Local Approximate GP Demo

This example demonstrates the core laGP.jl workflow, adapted from the R laGP package demo.

Overview

We will:

Build a full GP model on a 2D test function
Make predictions with local approximate GP
Compare different acquisition methods

Setup

using laGP
using Random
using LatinHypercubeSampling
using Statistics: mean

Random.seed!(42)

Test Function

We use a modified Ackley-like function with interesting local structure:

function f2d(X::Matrix)
    x = X[:, 1]
    y = X[:, 2]

    g(z) = exp.(-(z .- 1).^2) .+ exp.(-0.8 .* (z .+ 1).^2) .- 0.05 .* sin.(8 .* (z .+ 0.1))

    return -g(x) .* g(y)
end

The function has two peaks and interesting local structure:

True Function

Generate Training Data

Create a Latin Hypercube design:

n_train = 100
plan, _ = LHCoptim(n_train, 2, 10)
X_train = Matrix{Float64}(plan ./ n_train)
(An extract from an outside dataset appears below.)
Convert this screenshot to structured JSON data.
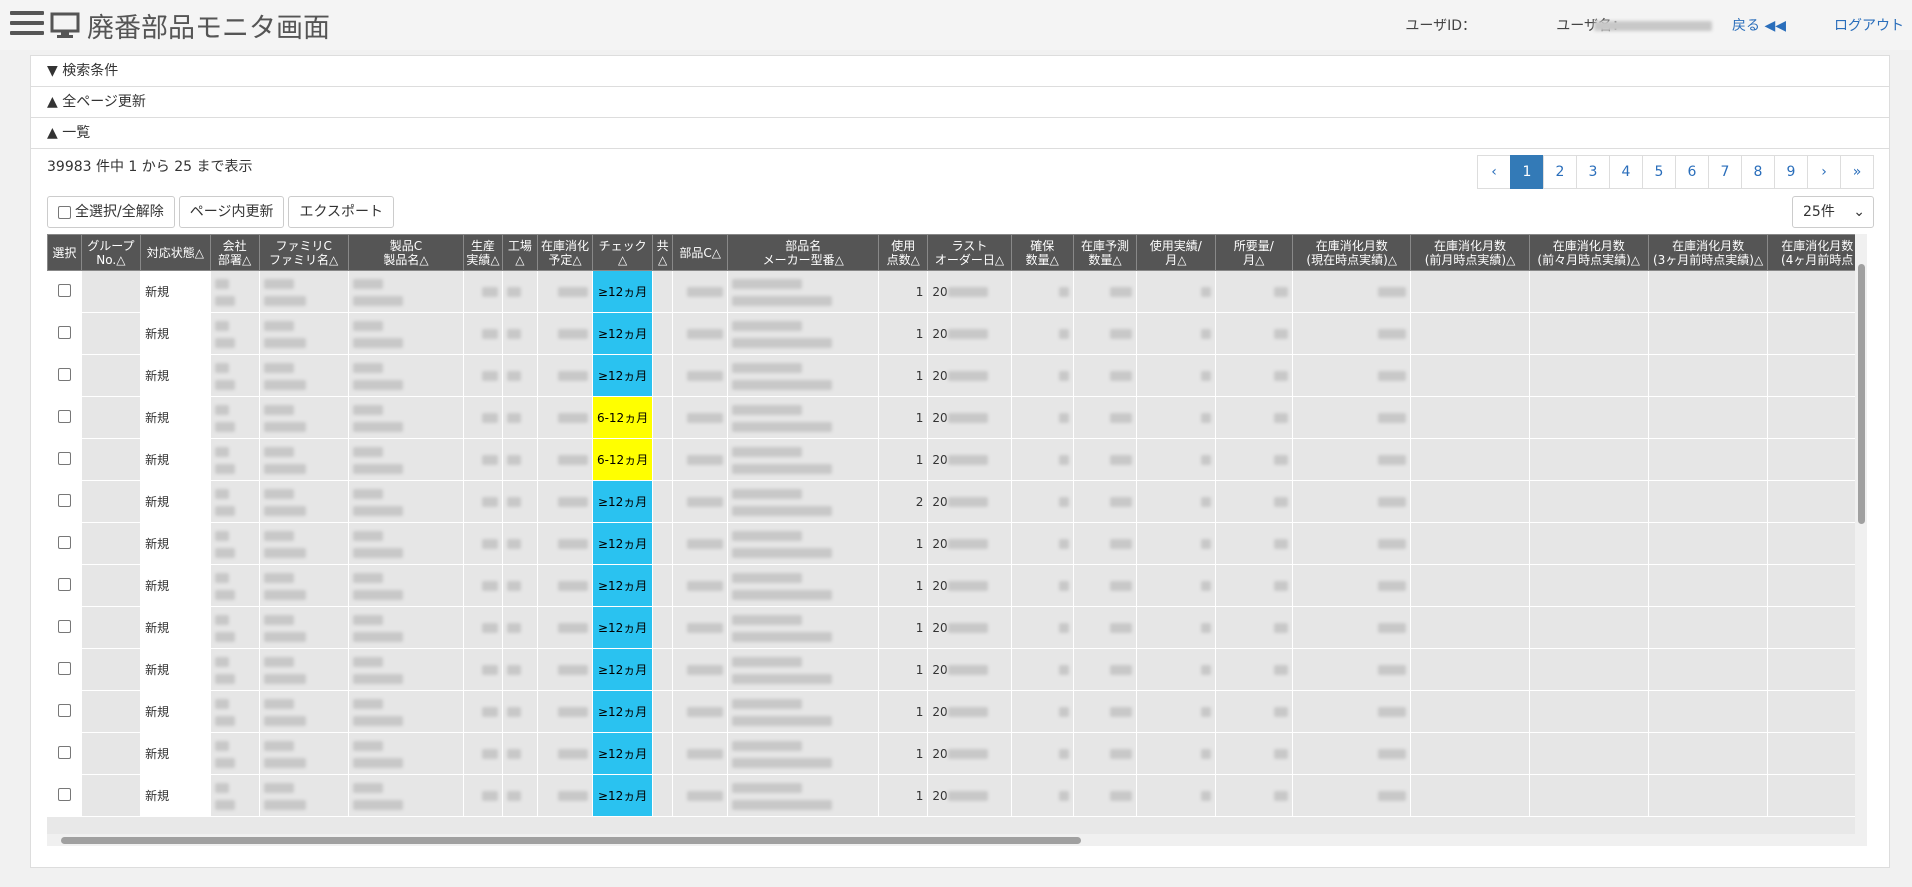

# Scale to [-2, 2] for f2d
X_scaled = 4.0 .* (X_train .- 0.5)
Z_train = f2d(X_scaled)

println("Training data: $(n_train) points")
println("Response range: [$(minimum(Z_train)), $(maximum(Z_train))]")

Create Test Grid

n_test_side = 100
x_test = range(0.0, 1.0, length=n_test_side)
X_test = Matrix{Float64}(undef, n_test_side^2, 2)

idx = 1
for j in 1:n_test_side
    for i in 1:n_test_side
        X_test[idx, 1] = x_test[i]
        X_test[idx, 2] = x_test[j]
        idx += 1
    end
end

println("Test grid: $(n_test_side^2) points")

Full GP Model

First, build a full GP for comparison:

# Estimate hyperparameters
d_range = darg(X_train)
g_range = garg(Z_train)

println("Lengthscale range: $(d_range.min) to $(d_range.max)")
println("Nugget range: $(g_range.min) to $(g_range.max)")

# Create and fit GP
gp = new_gp(X_train, Z_train, d_range.start, g_range.start)
jmle_gp!(gp; drange=(d_range.min, d_range.max), grange=(g_range.min, g_range.max))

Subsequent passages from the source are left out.